Matthew Swindells, also now set to leave, has been a consistent champion of system working and particularly of population health initiatives; and has overseen integrated care system development. He determinedly connected technology to this agenda. Whether Matt Hancock’s NHSX can fill that gap is a pressing question.

Much about what happens now hangs on the appointment of the NHSE/I chief operating officer, who will also for legal purposes be the NHSI accountable officer – perhaps a weighty accountability to accept on a legally vague basis.

Desired traits

Desired traits for the COO include being a people person – both for the NHS at large and for NHSE and I’s battered staff; delivery ability; and the frontline realism associated with experienced local chief execs; but combined with commitment to quite substantially improve on current patterns of services. As several HSJ readers have pointed out, the person also needs to be cut out to enjoy and thrive in SE1 and Whitehall, which many local chief executives aren’t. With an ongoing dearth of diversity in the most senior ALB roles, someone who is not a white male would also be best.

It seems inevitable the COO will be saddled with ownership of day-to-day delivery and be the clear lead for trust finances and performance, as Ian Dalton and Jim Mackey were. The decision already taken for the seven joint regional directors, who are set up to be the engine room of delivery for NHSE/I, to report to the new COO, while Mr Stevens retains a presidential distance, underlines this.
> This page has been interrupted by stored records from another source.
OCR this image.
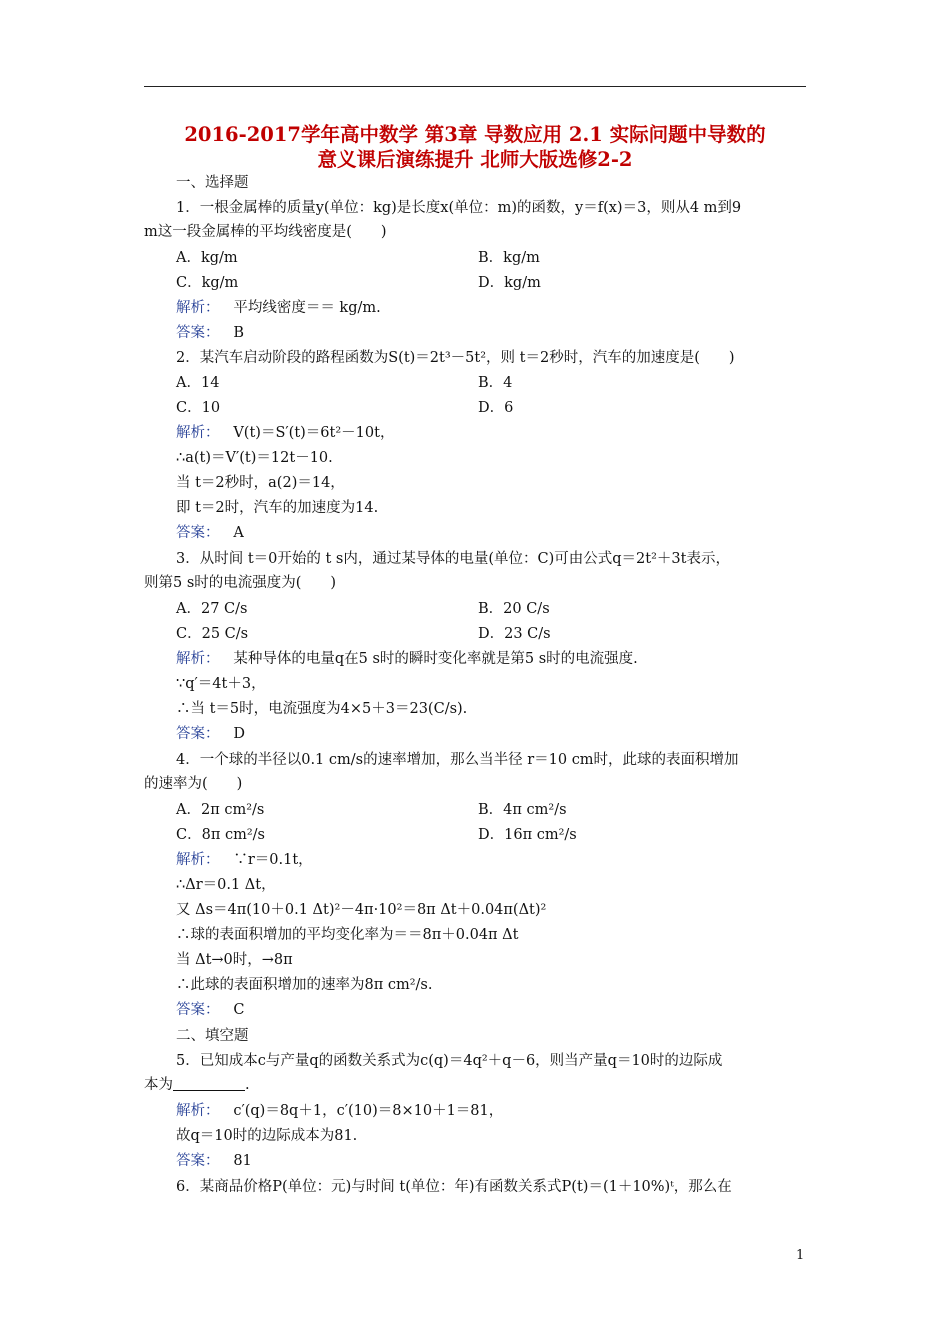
2016-2017学年高中数学 第3章 导数应用 2.1 实际问题中导数的
意义课后演练提升 北师大版选修2-2
一、选择题
1．一根金属棒的质量y(单位：kg)是长度x(单位：m)的函数，y＝f(x)＝3，则从4 m到9
m这一段金属棒的平均线密度是(　　)
A．kg/m	B．kg/m
C．kg/m	D．kg/m
解析： 平均线密度＝＝ kg/m.
答案： B
2．某汽车启动阶段的路程函数为S(t)＝2t³－5t²，则 t＝2秒时，汽车的加速度是(　　)
A．14	B．4
C．10	D．6
解析： V(t)＝S′(t)＝6t²－10t，
∴a(t)＝V′(t)＝12t－10.
当 t＝2秒时，a(2)＝14，
即 t＝2时，汽车的加速度为14.
答案： A
3．从时间 t＝0开始的 t s内，通过某导体的电量(单位：C)可由公式q＝2t²＋3t表示，
则第5 s时的电流强度为(　　)
A．27 C/s	B．20 C/s
C．25 C/s	D．23 C/s
解析： 某种导体的电量q在5 s时的瞬时变化率就是第5 s时的电流强度.
∵q′＝4t＋3，
∴当 t＝5时，电流强度为4×5＋3＝23(C/s).
答案： D
4．一个球的半径以0.1 cm/s的速率增加，那么当半径 r＝10 cm时，此球的表面积增加
的速率为(　　)
A．2π cm²/s	B．4π cm²/s
C．8π cm²/s	D．16π cm²/s
解析： ∵r＝0.1t，
∴Δr＝0.1 Δt，
又 Δs＝4π(10＋0.1 Δt)²－4π·10²＝8π Δt＋0.04π(Δt)²
∴球的表面积增加的平均变化率为＝＝8π＋0.04π Δt
当 Δt→0时，→8π
∴此球的表面积增加的速率为8π cm²/s.
答案： C
二、填空题
5．已知成本c与产量q的函数关系式为c(q)＝4q²＋q－6，则当产量q＝10时的边际成
本为	.
解析： c′(q)＝8q＋1，c′(10)＝8×10＋1＝81，
故q＝10时的边际成本为81.
答案： 81
6．某商品价格P(单位：元)与时间 t(单位：年)有函数关系式P(t)＝(1＋10%)ᵗ，那么在
1
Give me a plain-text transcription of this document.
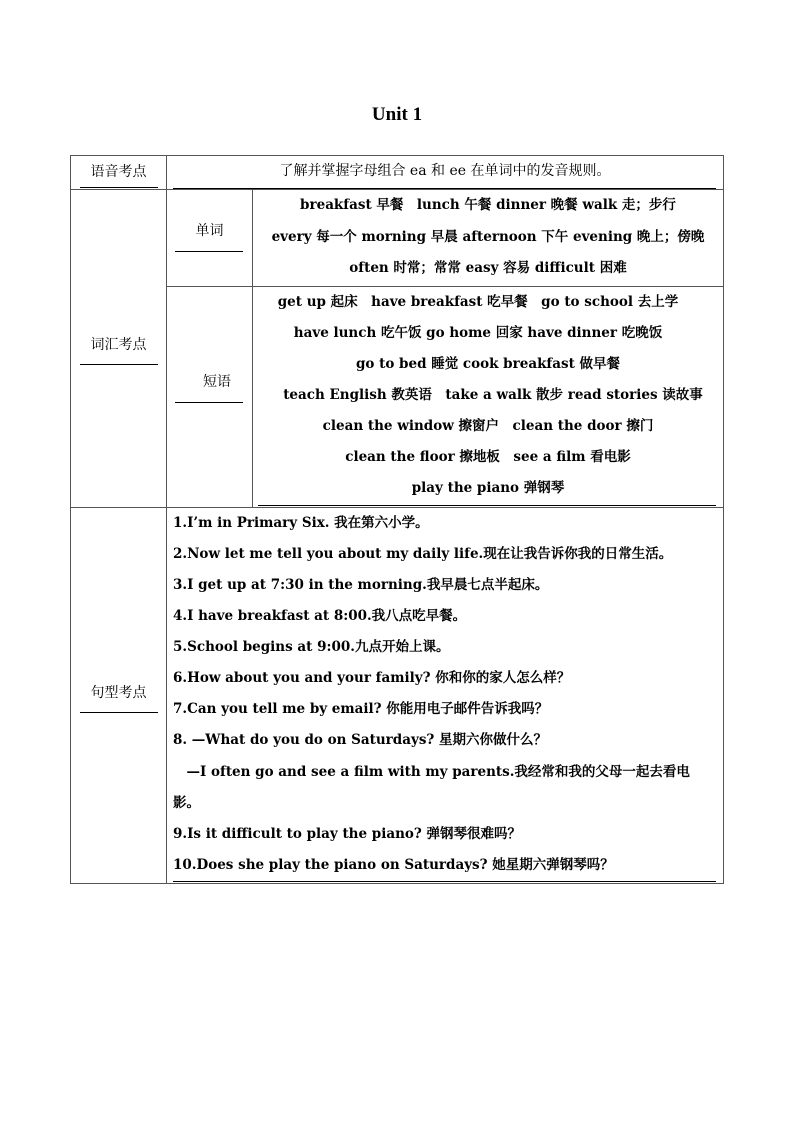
Unit 1
语音考点	了解并掌握字母组合 ea 和 ee 在单词中的发音规则。
词汇考点
单词
breakfast 早餐　lunch 午餐 dinner 晚餐 walk 走；步行
every 每一个 morning 早晨 afternoon 下午 evening 晚上；傍晚
often 时常；常常 easy 容易 difficult 困难
短语
get up 起床　have breakfast 吃早餐　go to school 去上学
have lunch 吃午饭 go home 回家 have dinner 吃晚饭
go to bed 睡觉 cook breakfast 做早餐
teach English 教英语　take a walk 散步 read stories 读故事
clean the window 擦窗户　clean the door 擦门
clean the floor 擦地板　see a film 看电影
play the piano 弹钢琴
句型考点
1.I’m in Primary Six. 我在第六小学。
2.Now let me tell you about my daily life.现在让我告诉你我的日常生活。
3.I get up at 7:30 in the morning.我早晨七点半起床。
4.I have breakfast at 8:00.我八点吃早餐。
5.School begins at 9:00.九点开始上课。
6.How about you and your family? 你和你的家人怎么样？
7.Can you tell me by email? 你能用电子邮件告诉我吗？
8. —What do you do on Saturdays? 星期六你做什么？
　—I often go and see a film with my parents.我经常和我的父母一起去看电
影。
9.Is it difficult to play the piano? 弹钢琴很难吗？
10.Does she play the piano on Saturdays? 她星期六弹钢琴吗？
This separation might maintain a creative tension and recognises Mr Stevens’ focus will really be elsewhere, but it does risk missing the point of bringing NHSE and I together in the first place. In recent years, the divide has often divorced transformation and improvement priorities from the real incentives, targets and other levers of NHS finance, operations and management. In many places, these have trumped the softer power base sustainability and transformation partnerships were meant to establish in order to drive service change.

Assuming this remains the approach, the question will be how successfully Mr Stevens and the new COO – who unlike Jim and Ian will have Mr Stevens as her (almost formalised) boss – can square these circles together behind closed doors.